Depois, eles passaram a relaxar a cabeça, ombros e costas, formando uma fileira ou um círculo dependendo do exercício. Durante um aquecimento breve, por exemplo, cada um deles corria o perímetro enquanto cantava “Bharat Mata Ki, Jai” – “Salve a Mãe Índia” – quantas vezes fosse possível segurando o fôlego.
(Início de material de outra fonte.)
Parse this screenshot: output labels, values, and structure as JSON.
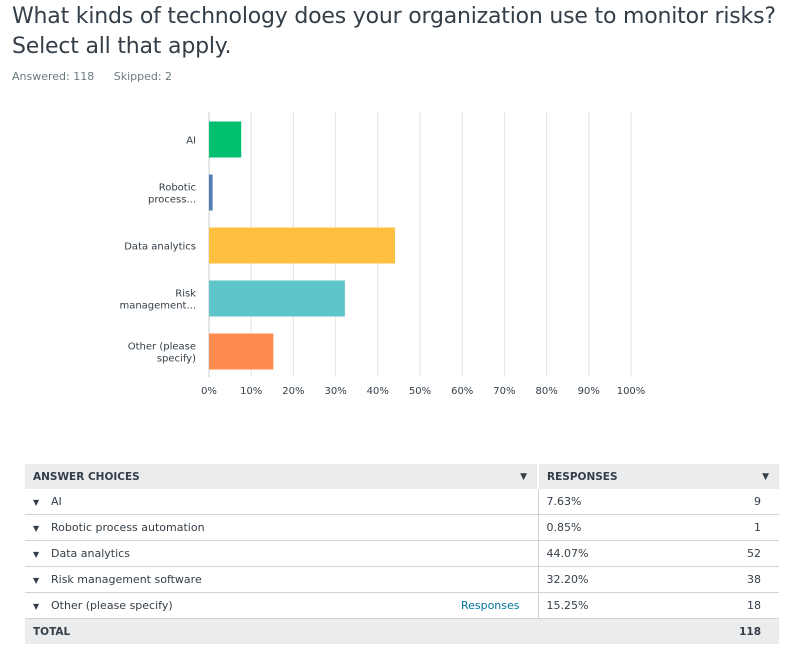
{
  "question": "What kinds of technology does your organization use to monitor risks? Select all that apply.",
  "stats": {
    "answered": "Answered: 118",
    "skipped": "Skipped: 2"
  },
  "chart_data": {
    "type": "bar",
    "orientation": "horizontal",
    "categories": [
      [
        "AI"
      ],
      [
        "Robotic",
        "process..."
      ],
      [
        "Data analytics"
      ],
      [
        "Risk",
        "management..."
      ],
      [
        "Other (please",
        "specify)"
      ]
    ],
    "values": [
      7.63,
      0.85,
      44.07,
      32.2,
      15.25
    ],
    "colors": [
      "#00bf6f",
      "#507cb6",
      "#ffbf3f",
      "#5ec6ca",
      "#ff8b4f"
    ],
    "xlim": [
      0,
      100
    ],
    "xticks": [
      "0%",
      "10%",
      "20%",
      "30%",
      "40%",
      "50%",
      "60%",
      "70%",
      "80%",
      "90%",
      "100%"
    ],
    "grid": true
  },
  "table": {
    "header_answer": "ANSWER CHOICES",
    "header_responses": "RESPONSES",
    "rows": [
      {
        "label": "AI",
        "pct": "7.63%",
        "count": "9",
        "link": ""
      },
      {
        "label": "Robotic process automation",
        "pct": "0.85%",
        "count": "1",
        "link": ""
      },
      {
        "label": "Data analytics",
        "pct": "44.07%",
        "count": "52",
        "link": ""
      },
      {
        "label": "Risk management software",
        "pct": "32.20%",
        "count": "38",
        "link": ""
      },
      {
        "label": "Other (please specify)",
        "pct": "15.25%",
        "count": "18",
        "link": "Responses"
      }
    ],
    "total_label": "TOTAL",
    "total_count": "118"
  }
}
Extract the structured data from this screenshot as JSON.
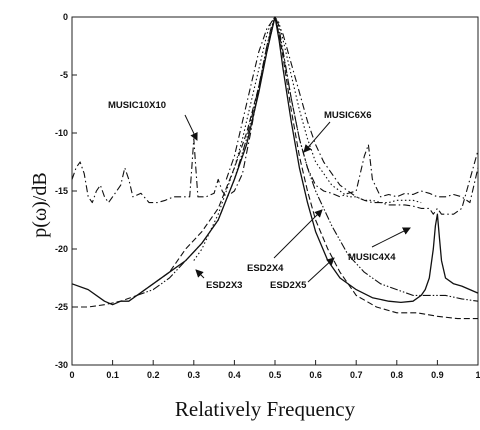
{
  "chart_data": {
    "type": "line",
    "xlabel": "Relatively Frequency",
    "ylabel": "p(ω)/dB",
    "xlim": [
      0,
      1
    ],
    "ylim": [
      -30,
      0
    ],
    "xticks": [
      {
        "v": 0,
        "label": "0"
      },
      {
        "v": 0.1,
        "label": "0.1"
      },
      {
        "v": 0.2,
        "label": "0.2"
      },
      {
        "v": 0.3,
        "label": "0.3"
      },
      {
        "v": 0.4,
        "label": "0.4"
      },
      {
        "v": 0.5,
        "label": "0.5"
      },
      {
        "v": 0.6,
        "label": "0.6"
      },
      {
        "v": 0.7,
        "label": "0.7"
      },
      {
        "v": 0.8,
        "label": "0.8"
      },
      {
        "v": 0.9,
        "label": "0.9"
      },
      {
        "v": 1.0,
        "label": "1"
      }
    ],
    "yticks": [
      {
        "v": 0,
        "label": "0"
      },
      {
        "v": -5,
        "label": "-5"
      },
      {
        "v": -10,
        "label": "-10"
      },
      {
        "v": -15,
        "label": "-15"
      },
      {
        "v": -20,
        "label": "-20"
      },
      {
        "v": -25,
        "label": "-25"
      },
      {
        "v": -30,
        "label": "-30"
      }
    ],
    "series": [
      {
        "name": "MUSIC10X10",
        "style": "dashdot",
        "color": "#111111",
        "x": [
          0,
          0.01,
          0.02,
          0.03,
          0.04,
          0.05,
          0.06,
          0.07,
          0.08,
          0.09,
          0.1,
          0.11,
          0.12,
          0.13,
          0.14,
          0.15,
          0.17,
          0.19,
          0.21,
          0.23,
          0.25,
          0.27,
          0.29,
          0.295,
          0.3,
          0.305,
          0.31,
          0.33,
          0.35,
          0.36,
          0.37,
          0.38,
          0.4,
          0.42,
          0.44,
          0.46,
          0.48,
          0.5,
          0.52,
          0.54,
          0.56,
          0.58,
          0.6,
          0.62,
          0.64,
          0.66,
          0.68,
          0.7,
          0.72,
          0.73,
          0.74,
          0.76,
          0.78,
          0.8,
          0.82,
          0.84,
          0.86,
          0.88,
          0.9,
          0.92,
          0.94,
          0.96,
          0.98,
          1.0
        ],
        "y": [
          -14,
          -13,
          -12.5,
          -13.5,
          -15.5,
          -16,
          -15,
          -14.5,
          -15.5,
          -16,
          -15.5,
          -15,
          -14.5,
          -13,
          -14,
          -15.5,
          -15.2,
          -16,
          -16,
          -15.8,
          -15.5,
          -15.5,
          -15.5,
          -13,
          -10.5,
          -13,
          -15.5,
          -15.5,
          -15.2,
          -14,
          -15,
          -15.5,
          -15,
          -13.5,
          -10,
          -6,
          -2.5,
          0,
          -3,
          -7,
          -10.5,
          -13,
          -14.5,
          -15,
          -15.2,
          -15.5,
          -15.2,
          -15,
          -12,
          -11,
          -14,
          -15.5,
          -15.3,
          -15.5,
          -15.2,
          -15.3,
          -15,
          -15.2,
          -15.5,
          -15.5,
          -15.3,
          -15.5,
          -16,
          -13
        ]
      },
      {
        "name": "MUSIC6X6",
        "style": "dotted",
        "color": "#111111",
        "x": [
          0.3,
          0.32,
          0.34,
          0.36,
          0.38,
          0.4,
          0.42,
          0.44,
          0.46,
          0.48,
          0.49,
          0.5,
          0.51,
          0.52,
          0.54,
          0.56,
          0.58,
          0.6,
          0.62,
          0.64,
          0.66,
          0.68,
          0.7,
          0.72,
          0.74,
          0.76,
          0.78,
          0.8,
          0.82,
          0.84,
          0.86
        ],
        "y": [
          -21,
          -20,
          -18.5,
          -17,
          -15,
          -13,
          -10.5,
          -7.5,
          -4.5,
          -1.5,
          -0.5,
          0,
          -0.5,
          -2,
          -5,
          -8,
          -10.5,
          -12.5,
          -13.5,
          -14.5,
          -15,
          -15.5,
          -15.5,
          -15.8,
          -15.8,
          -16,
          -16,
          -15.8,
          -15.8,
          -15.8,
          -16
        ]
      },
      {
        "name": "MUSIC4X4",
        "style": "dashdot",
        "color": "#111111",
        "x": [
          0.38,
          0.4,
          0.42,
          0.44,
          0.46,
          0.48,
          0.5,
          0.52,
          0.54,
          0.56,
          0.58,
          0.6,
          0.62,
          0.64,
          0.66,
          0.68,
          0.7,
          0.72,
          0.74,
          0.76,
          0.78,
          0.8,
          0.82,
          0.84,
          0.86,
          0.88,
          0.89,
          0.9,
          0.91,
          0.92,
          0.94,
          0.96,
          0.98,
          1.0
        ],
        "y": [
          -14,
          -12,
          -9,
          -6,
          -3,
          -1,
          0,
          -1.5,
          -4,
          -6.5,
          -9,
          -11,
          -12.5,
          -13.5,
          -14.5,
          -15,
          -15.5,
          -15.8,
          -16,
          -16,
          -16.2,
          -16.2,
          -16.2,
          -16.3,
          -16.5,
          -16.5,
          -17,
          -16.5,
          -17,
          -17,
          -17,
          -16.5,
          -14,
          -11.5
        ]
      },
      {
        "name": "ESD2X4",
        "style": "dashdotdot",
        "color": "#111111",
        "x": [
          0.16,
          0.2,
          0.24,
          0.28,
          0.32,
          0.36,
          0.4,
          0.43,
          0.46,
          0.48,
          0.49,
          0.5,
          0.51,
          0.52,
          0.54,
          0.56,
          0.58,
          0.6,
          0.64,
          0.68,
          0.72,
          0.76,
          0.8,
          0.84,
          0.88,
          0.92,
          0.96,
          1.0
        ],
        "y": [
          -24,
          -23.5,
          -22.5,
          -21,
          -19.5,
          -17.5,
          -14,
          -10.5,
          -6,
          -2.5,
          -1,
          0,
          -1,
          -3,
          -7,
          -10.5,
          -13,
          -15,
          -18,
          -20.5,
          -22,
          -23,
          -23.5,
          -24,
          -24,
          -24,
          -24.3,
          -24.5
        ]
      },
      {
        "name": "ESD2X3",
        "style": "dashed",
        "color": "#111111",
        "x": [
          0,
          0.04,
          0.08,
          0.12,
          0.16,
          0.2,
          0.24,
          0.28,
          0.32,
          0.36,
          0.4,
          0.43,
          0.46,
          0.48,
          0.49,
          0.5,
          0.51,
          0.52,
          0.54,
          0.56,
          0.58,
          0.6,
          0.63,
          0.66,
          0.7,
          0.75,
          0.8,
          0.85,
          0.9,
          0.95,
          1.0
        ],
        "y": [
          -25,
          -25,
          -24.8,
          -24.5,
          -24,
          -23,
          -22,
          -20,
          -18.5,
          -16.5,
          -13,
          -10,
          -6,
          -3,
          -1.5,
          0,
          -1.5,
          -3.5,
          -8,
          -12,
          -15,
          -17.5,
          -20,
          -22,
          -24,
          -25,
          -25.5,
          -25.5,
          -25.8,
          -26,
          -26
        ]
      },
      {
        "name": "ESD2X5",
        "style": "solid",
        "color": "#111111",
        "x": [
          0,
          0.04,
          0.08,
          0.1,
          0.12,
          0.14,
          0.16,
          0.2,
          0.24,
          0.28,
          0.32,
          0.36,
          0.4,
          0.43,
          0.46,
          0.48,
          0.49,
          0.5,
          0.51,
          0.52,
          0.54,
          0.56,
          0.58,
          0.6,
          0.63,
          0.66,
          0.7,
          0.74,
          0.78,
          0.81,
          0.84,
          0.86,
          0.87,
          0.88,
          0.89,
          0.895,
          0.9,
          0.905,
          0.91,
          0.92,
          0.94,
          0.96,
          0.98,
          1.0
        ],
        "y": [
          -23,
          -23.5,
          -24.5,
          -24.8,
          -24.5,
          -24.5,
          -24,
          -23,
          -22,
          -21,
          -19.5,
          -17.5,
          -14,
          -11,
          -6.5,
          -3,
          -1.5,
          0,
          -2,
          -4.5,
          -9,
          -13,
          -16,
          -18.5,
          -21,
          -22.5,
          -23.5,
          -24.2,
          -24.5,
          -24.6,
          -24.5,
          -24,
          -23.5,
          -22.5,
          -20,
          -18,
          -17,
          -19,
          -21,
          -22.5,
          -23,
          -23.2,
          -23.5,
          -23.8
        ]
      }
    ],
    "annotations": [
      {
        "label": "MUSIC10X10",
        "series": "MUSIC10X10"
      },
      {
        "label": "MUSIC6X6",
        "series": "MUSIC6X6"
      },
      {
        "label": "MUSIC4X4",
        "series": "MUSIC4X4"
      },
      {
        "label": "ESD2X4",
        "series": "ESD2X4"
      },
      {
        "label": "ESD2X3",
        "series": "ESD2X3"
      },
      {
        "label": "ESD2X5",
        "series": "ESD2X5"
      }
    ]
  }
}
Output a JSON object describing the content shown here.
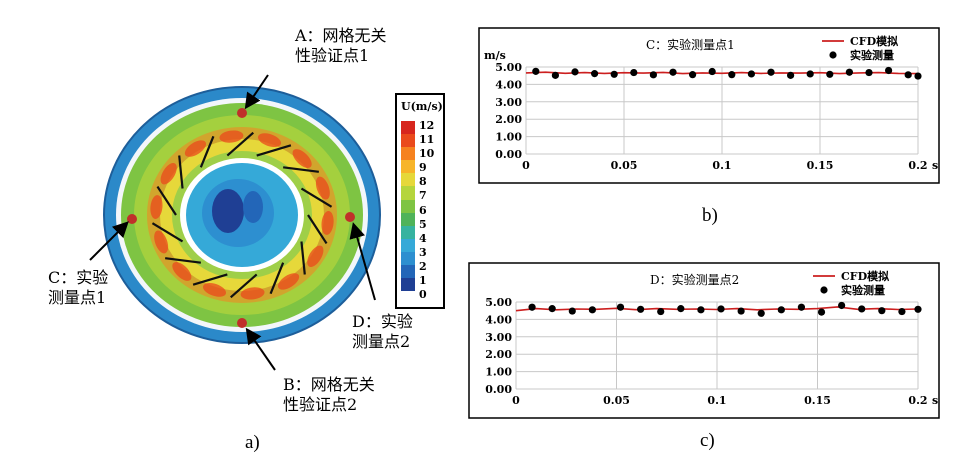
{
  "panel_a": {
    "caption": "a)",
    "callouts": {
      "A": [
        "A：网格无关",
        "性验证点1"
      ],
      "B": [
        "B：网格无关",
        "性验证点2"
      ],
      "C": [
        "C：实验",
        "测量点1"
      ],
      "D": [
        "D：实验",
        "测量点2"
      ]
    },
    "colorbar": {
      "title": "U(m/s)",
      "ticks": [
        "12",
        "11",
        "10",
        "9",
        "8",
        "7",
        "6",
        "5",
        "4",
        "3",
        "2",
        "1",
        "0"
      ],
      "colors": [
        "#d7261e",
        "#ea4a1c",
        "#f6821f",
        "#f7b52a",
        "#e6d83a",
        "#b5d53c",
        "#7ec443",
        "#4fb35a",
        "#36b3a0",
        "#35a9d8",
        "#2d8fd0",
        "#2366b8",
        "#1f3f94"
      ]
    },
    "colors": {
      "marker": "#c0302a"
    }
  },
  "chart_data": [
    {
      "type": "scatter",
      "title": "C：实验测量点1",
      "ylabel": "m/s",
      "xlabel": "s",
      "ylim": [
        0,
        5
      ],
      "xlim": [
        0,
        0.2
      ],
      "yticks": [
        "5.00",
        "4.00",
        "3.00",
        "2.00",
        "1.00",
        "0.00"
      ],
      "xticks": [
        "0",
        "0.05",
        "0.1",
        "0.15",
        "0.2"
      ],
      "caption": "b)",
      "legend": [
        "CFD模拟",
        "实验测量"
      ],
      "series": [
        {
          "name": "CFD模拟",
          "kind": "line",
          "color": "#cc1f1f",
          "x": [
            0,
            0.01,
            0.02,
            0.03,
            0.04,
            0.05,
            0.06,
            0.07,
            0.08,
            0.09,
            0.1,
            0.11,
            0.12,
            0.13,
            0.14,
            0.15,
            0.16,
            0.17,
            0.18,
            0.19,
            0.2
          ],
          "y": [
            4.66,
            4.7,
            4.64,
            4.68,
            4.63,
            4.67,
            4.65,
            4.69,
            4.62,
            4.66,
            4.64,
            4.68,
            4.63,
            4.66,
            4.65,
            4.67,
            4.62,
            4.66,
            4.68,
            4.63,
            4.62
          ]
        },
        {
          "name": "实验测量",
          "kind": "points",
          "color": "#000000",
          "x": [
            0.005,
            0.015,
            0.025,
            0.035,
            0.045,
            0.055,
            0.065,
            0.075,
            0.085,
            0.095,
            0.105,
            0.115,
            0.125,
            0.135,
            0.145,
            0.155,
            0.165,
            0.175,
            0.185,
            0.195,
            0.2
          ],
          "y": [
            4.75,
            4.52,
            4.72,
            4.62,
            4.58,
            4.68,
            4.55,
            4.7,
            4.56,
            4.74,
            4.56,
            4.6,
            4.7,
            4.52,
            4.6,
            4.58,
            4.7,
            4.68,
            4.8,
            4.55,
            4.48
          ]
        }
      ]
    },
    {
      "type": "scatter",
      "title": "D：实验测量点2",
      "ylabel": "",
      "xlabel": "s",
      "ylim": [
        0,
        5
      ],
      "xlim": [
        0,
        0.2
      ],
      "yticks": [
        "5.00",
        "4.00",
        "3.00",
        "2.00",
        "1.00",
        "0.00"
      ],
      "xticks": [
        "0",
        "0.05",
        "0.1",
        "0.15",
        "0.2"
      ],
      "caption": "c)",
      "legend": [
        "CFD模拟",
        "实验测量"
      ],
      "series": [
        {
          "name": "CFD模拟",
          "kind": "line",
          "color": "#cc1f1f",
          "x": [
            0,
            0.01,
            0.02,
            0.03,
            0.04,
            0.05,
            0.06,
            0.07,
            0.08,
            0.09,
            0.1,
            0.11,
            0.12,
            0.13,
            0.14,
            0.15,
            0.16,
            0.17,
            0.18,
            0.19,
            0.2
          ],
          "y": [
            4.5,
            4.62,
            4.55,
            4.6,
            4.58,
            4.64,
            4.56,
            4.62,
            4.58,
            4.6,
            4.57,
            4.62,
            4.55,
            4.6,
            4.58,
            4.62,
            4.72,
            4.58,
            4.62,
            4.57,
            4.6
          ]
        },
        {
          "name": "实验测量",
          "kind": "points",
          "color": "#000000",
          "x": [
            0.008,
            0.018,
            0.028,
            0.038,
            0.052,
            0.062,
            0.072,
            0.082,
            0.092,
            0.102,
            0.112,
            0.122,
            0.132,
            0.142,
            0.152,
            0.162,
            0.172,
            0.182,
            0.192,
            0.2
          ],
          "y": [
            4.7,
            4.62,
            4.48,
            4.55,
            4.7,
            4.58,
            4.45,
            4.62,
            4.55,
            4.6,
            4.48,
            4.35,
            4.55,
            4.7,
            4.42,
            4.8,
            4.6,
            4.5,
            4.45,
            4.58
          ]
        }
      ]
    }
  ]
}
Era um teste de resistência.

Os cinco homens estavam vestidos para atividade física – shorts e camisas polo – mas dois deles usavam os shorts cáqui que são marca registrada dos voluntários do Rashtriya Swayamsevak Sangh (RSS) durante esses exercícios matinais, conhecidos como shakhas.

“Saudamos a bandeira [do RSS], jogamos jogos, dizemos as preces, nos exercitamos – tudo é combinado no shakha”, me contou Karan Singh, 22 anos, estudante de jornalismo da Universidade de Lucknow e voluntário da RSS, que estava presente naquela manhã.

O RSS é a organização nacionalista de direita hindu que gerou o Partido Bharatiya Janata (PBJ), que obteve uma vitória esmagadora nas eleições gerais indianas e cujo candidato a primeiro-ministro, Narendra Modi, foi empossado segunda-feira passada em Deli. O RSS também é a maior organização voluntária não política do mundo. Suas diversas ramificações, como o PBJ e o Vishva Hindu Parishad (VHP), outro grupo hindu que defende a proibição do abate de vacas e a construção de um templo devotado à divindade hindu Rama num ponto disputado entre hindus e muçulmanos na cidade de Ayodhya, compõem coletivamente a Sangh Parivar, ou Família Sangh.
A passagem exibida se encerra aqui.